Diodata gli andava dietro passo passo, con voce umile e sottomessa:
— Perchè v’arrabbiate, vossignoria?... Cosa vi ho detto?...
— M’arrabbio colla mia sorte!... Guai e seccature da per tutto... dove vado!... Anche tu, adesso!.. col piagnisteo!... Bestia!... Credi che, se mai, ti lascerei in mezzo a una strada... senza soccorsi?...
— Nossignore... non è per me.... Pensavo a quei poveri innocenti....
— Anche quest’altra?... Che ci vuoi fare! Così va il mondo!... Poichè v’è il comune che ci pensa!... Deve mantenerli il comune a spese sue... coi denari di tutti!... Pago anch’io!... So io ogni volta che vo dall’esattore!...

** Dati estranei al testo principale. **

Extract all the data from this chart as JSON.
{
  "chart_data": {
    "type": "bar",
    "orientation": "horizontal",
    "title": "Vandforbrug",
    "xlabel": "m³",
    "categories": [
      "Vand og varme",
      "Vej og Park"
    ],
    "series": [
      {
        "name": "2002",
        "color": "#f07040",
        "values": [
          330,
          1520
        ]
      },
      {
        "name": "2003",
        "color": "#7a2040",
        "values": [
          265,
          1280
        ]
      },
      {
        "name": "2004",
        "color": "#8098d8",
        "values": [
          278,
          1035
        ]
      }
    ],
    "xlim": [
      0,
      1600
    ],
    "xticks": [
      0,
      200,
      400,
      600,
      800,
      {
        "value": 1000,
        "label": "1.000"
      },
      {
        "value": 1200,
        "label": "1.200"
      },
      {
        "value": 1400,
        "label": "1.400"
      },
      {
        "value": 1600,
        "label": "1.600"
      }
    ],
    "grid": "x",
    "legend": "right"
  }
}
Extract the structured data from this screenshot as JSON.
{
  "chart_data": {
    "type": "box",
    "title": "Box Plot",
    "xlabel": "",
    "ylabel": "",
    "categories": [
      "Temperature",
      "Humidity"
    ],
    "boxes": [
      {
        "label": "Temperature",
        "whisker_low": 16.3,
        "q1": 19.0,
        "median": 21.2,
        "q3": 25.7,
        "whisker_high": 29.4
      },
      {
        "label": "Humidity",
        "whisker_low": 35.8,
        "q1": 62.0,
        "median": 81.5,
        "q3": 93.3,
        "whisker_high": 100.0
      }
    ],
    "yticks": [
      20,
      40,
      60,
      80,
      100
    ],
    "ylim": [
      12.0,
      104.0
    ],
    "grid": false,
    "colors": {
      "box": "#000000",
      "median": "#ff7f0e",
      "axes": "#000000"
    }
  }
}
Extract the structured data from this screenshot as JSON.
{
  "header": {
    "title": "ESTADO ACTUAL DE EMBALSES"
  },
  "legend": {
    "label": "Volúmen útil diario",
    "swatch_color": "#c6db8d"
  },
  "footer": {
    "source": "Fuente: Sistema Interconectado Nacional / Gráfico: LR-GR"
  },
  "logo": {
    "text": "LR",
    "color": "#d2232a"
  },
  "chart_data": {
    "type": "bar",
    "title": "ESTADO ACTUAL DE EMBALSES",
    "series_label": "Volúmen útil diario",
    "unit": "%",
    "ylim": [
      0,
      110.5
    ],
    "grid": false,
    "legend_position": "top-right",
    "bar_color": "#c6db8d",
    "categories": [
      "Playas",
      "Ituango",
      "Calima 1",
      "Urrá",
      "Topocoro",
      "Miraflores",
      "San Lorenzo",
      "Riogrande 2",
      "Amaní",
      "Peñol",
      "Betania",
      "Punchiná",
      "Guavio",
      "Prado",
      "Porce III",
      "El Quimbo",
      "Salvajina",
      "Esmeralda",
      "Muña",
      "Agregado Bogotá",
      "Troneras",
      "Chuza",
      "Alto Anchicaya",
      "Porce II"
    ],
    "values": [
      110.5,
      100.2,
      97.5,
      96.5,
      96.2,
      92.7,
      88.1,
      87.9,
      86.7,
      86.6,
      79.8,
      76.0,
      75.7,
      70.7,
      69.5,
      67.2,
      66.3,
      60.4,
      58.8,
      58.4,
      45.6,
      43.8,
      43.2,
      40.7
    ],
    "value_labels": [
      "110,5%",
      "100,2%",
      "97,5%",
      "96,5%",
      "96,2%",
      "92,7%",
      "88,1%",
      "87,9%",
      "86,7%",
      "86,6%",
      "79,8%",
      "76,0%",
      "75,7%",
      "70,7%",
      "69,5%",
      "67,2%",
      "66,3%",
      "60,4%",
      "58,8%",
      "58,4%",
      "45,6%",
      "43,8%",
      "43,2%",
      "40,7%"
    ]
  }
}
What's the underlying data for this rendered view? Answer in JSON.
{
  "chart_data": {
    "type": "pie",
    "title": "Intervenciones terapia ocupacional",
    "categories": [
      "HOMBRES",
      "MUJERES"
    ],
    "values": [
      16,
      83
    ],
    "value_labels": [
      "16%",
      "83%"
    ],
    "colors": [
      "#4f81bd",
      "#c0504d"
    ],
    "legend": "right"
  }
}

Si grattò il capo un istante, e riprese:
— Vedi, ciascuno viene al mondo colla sua stella.... Tu stessa hai forse avuto il padre o la madre ad aiutarti? Sei venuta al mondo da te, come Dio manda l’erba e le piante che nessuno ha seminato. Sei venuta al mondo come dice il tuo nome... Diodata! Vuol dire di nessuno!... E magari sei forse figlia di barone, e i tuoi fratelli adesso mangiano galline e piccioni! Il Signore c’è per tutti! Hai trovato da vivere anche tu!... E la mia roba?... me l’hanno data i genitori forse? Non mi son fatto da me quello che sono?